Dunn, though, said last Tuesday that he still does not expect widespread impact in the gene-therapy sector from the Targeted Genetics death.
"Since Introgen is the second highest biotech percentage gainer in on Wall Street today, I don't think all of gene therapy is going to be in trouble, unless the mass media misreports it," he said.
The company disclosed second-quarter results Monday, reporting a net loss of $7.7 million or 18 cents per share, compared to a loss of $7.7 million or $0.21 per share in the same quarter one year ago. Revenue declined to $82,000 from $98,000 in last year's period. Introgen listed a net loss of $13.4 million or 31 cents per share for the six-month period, compared to a loss of $15.9 million or 43 cents per share a year ago.

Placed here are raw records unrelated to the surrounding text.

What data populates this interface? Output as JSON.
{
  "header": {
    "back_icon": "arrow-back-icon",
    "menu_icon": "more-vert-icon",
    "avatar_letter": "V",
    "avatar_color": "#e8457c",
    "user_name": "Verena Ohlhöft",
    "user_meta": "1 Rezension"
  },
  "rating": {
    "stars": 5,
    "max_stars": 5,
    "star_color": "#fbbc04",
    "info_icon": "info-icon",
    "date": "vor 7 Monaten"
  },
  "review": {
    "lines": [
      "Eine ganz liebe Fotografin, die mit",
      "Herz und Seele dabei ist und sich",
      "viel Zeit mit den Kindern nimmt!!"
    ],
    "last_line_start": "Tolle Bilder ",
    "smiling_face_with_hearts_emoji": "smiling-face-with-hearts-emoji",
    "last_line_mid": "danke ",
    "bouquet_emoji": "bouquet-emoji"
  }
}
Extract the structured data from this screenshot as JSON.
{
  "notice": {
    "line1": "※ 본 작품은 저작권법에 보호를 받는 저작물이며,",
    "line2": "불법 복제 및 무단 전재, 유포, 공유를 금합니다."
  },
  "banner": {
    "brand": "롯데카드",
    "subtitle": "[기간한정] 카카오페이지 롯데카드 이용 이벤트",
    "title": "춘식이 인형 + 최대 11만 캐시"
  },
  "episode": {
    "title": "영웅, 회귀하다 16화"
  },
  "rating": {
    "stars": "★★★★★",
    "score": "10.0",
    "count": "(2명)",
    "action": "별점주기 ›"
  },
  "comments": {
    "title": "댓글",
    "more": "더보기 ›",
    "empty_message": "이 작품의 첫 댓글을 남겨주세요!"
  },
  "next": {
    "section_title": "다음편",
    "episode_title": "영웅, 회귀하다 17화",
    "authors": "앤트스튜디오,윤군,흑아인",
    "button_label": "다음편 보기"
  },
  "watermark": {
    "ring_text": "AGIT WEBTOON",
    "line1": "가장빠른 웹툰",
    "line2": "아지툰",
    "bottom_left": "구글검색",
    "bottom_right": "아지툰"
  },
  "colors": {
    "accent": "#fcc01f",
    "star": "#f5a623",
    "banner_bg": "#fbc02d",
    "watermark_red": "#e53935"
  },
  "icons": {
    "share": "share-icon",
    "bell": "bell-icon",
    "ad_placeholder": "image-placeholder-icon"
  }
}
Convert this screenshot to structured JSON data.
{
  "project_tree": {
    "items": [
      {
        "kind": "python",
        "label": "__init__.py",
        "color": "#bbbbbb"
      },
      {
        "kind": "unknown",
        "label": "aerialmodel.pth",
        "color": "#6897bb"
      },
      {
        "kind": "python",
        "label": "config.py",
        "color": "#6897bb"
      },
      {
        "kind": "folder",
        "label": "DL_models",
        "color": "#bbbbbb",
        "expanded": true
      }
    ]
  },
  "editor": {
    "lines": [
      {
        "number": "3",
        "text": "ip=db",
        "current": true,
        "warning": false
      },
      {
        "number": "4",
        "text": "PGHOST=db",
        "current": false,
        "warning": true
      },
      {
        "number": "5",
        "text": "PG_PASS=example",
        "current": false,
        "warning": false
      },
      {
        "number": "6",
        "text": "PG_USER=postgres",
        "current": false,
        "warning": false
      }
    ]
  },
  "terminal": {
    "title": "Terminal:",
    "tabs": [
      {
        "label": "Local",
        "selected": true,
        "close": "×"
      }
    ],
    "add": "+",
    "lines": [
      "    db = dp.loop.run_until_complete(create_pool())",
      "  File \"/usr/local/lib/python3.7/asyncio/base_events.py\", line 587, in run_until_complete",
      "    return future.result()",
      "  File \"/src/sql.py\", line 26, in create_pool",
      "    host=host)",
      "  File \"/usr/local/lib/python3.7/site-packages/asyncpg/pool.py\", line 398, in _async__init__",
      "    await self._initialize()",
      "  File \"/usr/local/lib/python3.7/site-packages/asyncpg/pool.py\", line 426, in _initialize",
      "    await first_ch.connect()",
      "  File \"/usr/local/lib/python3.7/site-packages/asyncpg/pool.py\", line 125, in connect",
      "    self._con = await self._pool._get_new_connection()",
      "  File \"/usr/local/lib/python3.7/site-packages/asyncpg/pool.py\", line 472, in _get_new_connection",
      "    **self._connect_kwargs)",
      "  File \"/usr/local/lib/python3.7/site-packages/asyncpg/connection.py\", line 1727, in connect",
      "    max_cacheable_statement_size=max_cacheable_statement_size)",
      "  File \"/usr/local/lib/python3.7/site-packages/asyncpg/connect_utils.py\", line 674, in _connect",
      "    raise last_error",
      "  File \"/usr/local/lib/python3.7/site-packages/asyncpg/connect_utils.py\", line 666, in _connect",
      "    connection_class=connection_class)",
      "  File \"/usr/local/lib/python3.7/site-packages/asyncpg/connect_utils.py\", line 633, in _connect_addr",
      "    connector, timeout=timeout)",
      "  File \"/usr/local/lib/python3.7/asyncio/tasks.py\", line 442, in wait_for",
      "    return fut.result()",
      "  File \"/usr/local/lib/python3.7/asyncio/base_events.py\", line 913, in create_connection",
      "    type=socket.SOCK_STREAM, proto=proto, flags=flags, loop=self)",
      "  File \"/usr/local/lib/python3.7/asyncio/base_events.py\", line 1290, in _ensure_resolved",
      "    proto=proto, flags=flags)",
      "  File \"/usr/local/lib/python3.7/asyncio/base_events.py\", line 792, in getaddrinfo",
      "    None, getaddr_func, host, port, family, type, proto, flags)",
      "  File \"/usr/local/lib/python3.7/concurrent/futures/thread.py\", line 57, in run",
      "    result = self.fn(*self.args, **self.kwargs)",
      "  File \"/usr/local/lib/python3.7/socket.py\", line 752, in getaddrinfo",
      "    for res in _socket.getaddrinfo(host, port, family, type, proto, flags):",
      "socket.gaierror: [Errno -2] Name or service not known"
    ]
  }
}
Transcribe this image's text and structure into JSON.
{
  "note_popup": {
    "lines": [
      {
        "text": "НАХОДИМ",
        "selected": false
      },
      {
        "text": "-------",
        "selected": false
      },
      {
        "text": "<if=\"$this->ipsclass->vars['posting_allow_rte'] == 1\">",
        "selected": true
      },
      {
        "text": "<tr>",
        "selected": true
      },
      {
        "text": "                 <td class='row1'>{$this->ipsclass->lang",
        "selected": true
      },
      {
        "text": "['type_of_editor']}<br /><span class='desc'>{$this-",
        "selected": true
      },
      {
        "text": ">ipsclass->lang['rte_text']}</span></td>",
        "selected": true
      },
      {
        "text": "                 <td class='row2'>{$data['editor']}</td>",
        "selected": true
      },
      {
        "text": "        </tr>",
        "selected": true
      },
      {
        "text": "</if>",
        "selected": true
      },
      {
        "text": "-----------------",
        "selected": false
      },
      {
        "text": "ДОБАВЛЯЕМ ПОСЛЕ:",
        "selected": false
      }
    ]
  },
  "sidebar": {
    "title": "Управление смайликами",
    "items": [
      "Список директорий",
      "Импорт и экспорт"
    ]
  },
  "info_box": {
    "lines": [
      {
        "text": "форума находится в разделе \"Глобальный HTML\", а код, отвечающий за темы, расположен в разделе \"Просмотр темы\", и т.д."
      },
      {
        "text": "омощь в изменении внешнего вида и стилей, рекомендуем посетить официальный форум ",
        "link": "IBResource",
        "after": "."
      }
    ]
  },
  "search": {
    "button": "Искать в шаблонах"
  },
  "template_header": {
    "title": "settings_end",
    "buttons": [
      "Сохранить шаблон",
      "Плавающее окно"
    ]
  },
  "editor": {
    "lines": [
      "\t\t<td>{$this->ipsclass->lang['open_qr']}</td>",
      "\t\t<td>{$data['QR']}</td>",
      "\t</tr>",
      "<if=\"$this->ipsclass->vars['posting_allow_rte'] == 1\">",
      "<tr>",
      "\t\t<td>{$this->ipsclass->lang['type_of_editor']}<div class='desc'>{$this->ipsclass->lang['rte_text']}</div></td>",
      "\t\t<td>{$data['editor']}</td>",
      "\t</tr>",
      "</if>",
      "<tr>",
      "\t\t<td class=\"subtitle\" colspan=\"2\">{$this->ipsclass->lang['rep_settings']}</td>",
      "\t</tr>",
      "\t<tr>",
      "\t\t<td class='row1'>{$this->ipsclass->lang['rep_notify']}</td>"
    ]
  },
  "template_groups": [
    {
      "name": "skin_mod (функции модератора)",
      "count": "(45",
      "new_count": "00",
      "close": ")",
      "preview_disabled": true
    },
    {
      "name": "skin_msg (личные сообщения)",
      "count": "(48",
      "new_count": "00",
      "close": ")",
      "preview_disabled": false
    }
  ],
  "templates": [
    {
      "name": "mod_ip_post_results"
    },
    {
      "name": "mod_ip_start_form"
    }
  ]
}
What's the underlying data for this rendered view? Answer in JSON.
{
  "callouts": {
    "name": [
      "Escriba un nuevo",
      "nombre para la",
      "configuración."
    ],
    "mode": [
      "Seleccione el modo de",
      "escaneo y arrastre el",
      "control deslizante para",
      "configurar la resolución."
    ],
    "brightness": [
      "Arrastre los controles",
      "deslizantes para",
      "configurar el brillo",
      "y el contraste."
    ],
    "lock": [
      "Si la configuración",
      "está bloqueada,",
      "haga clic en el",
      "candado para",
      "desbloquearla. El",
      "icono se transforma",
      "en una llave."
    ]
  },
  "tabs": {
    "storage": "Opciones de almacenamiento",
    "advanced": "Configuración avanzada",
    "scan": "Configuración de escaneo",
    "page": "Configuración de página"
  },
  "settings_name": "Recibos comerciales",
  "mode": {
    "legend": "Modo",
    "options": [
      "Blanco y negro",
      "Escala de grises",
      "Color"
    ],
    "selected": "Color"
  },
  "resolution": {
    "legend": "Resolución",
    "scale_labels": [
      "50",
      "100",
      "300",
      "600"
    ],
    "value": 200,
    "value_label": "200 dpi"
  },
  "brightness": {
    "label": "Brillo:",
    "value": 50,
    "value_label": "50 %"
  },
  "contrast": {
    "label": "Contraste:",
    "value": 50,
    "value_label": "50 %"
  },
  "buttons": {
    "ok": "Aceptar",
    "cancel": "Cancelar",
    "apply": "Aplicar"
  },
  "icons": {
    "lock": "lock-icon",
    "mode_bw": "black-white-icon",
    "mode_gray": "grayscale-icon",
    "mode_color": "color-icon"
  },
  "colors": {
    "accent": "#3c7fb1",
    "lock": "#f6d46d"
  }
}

Introgen also has benefited from still more activity in the RNA interference space recently. In early July, AstraZeneca plc struck a deal with Silence Therapeutics Inc., worth up to $400 million. Introgen owns about 8 percent of Silence, which has a market cap of about $300 million and also sub-licensed, in the fall of 2006, the RNAi drug RTP-801i for age-related macular degeneration to Pfizer Inc., through Silence's collaboration partner Quark Biotech Inc.
In other gene-therapy news last week, the German firm Mologen Holding AG won the go-head in India to try a cell-based gene therapy for cancers of the kidney, colon, breast, and lung. The drug has only been tested in a Phase I/II trial. Mologen's partner in India is Onco Life Sciences.
Dunn, though, said Mologen's approach is not traditional gene therapy, and likened it to Cell Genesys Inc.'s Phase III prostate cancer therapy GVAX, which is an immune-system booster, or Dendreon Corp.'s cancer vaccine Provenge (sipuleucel-T).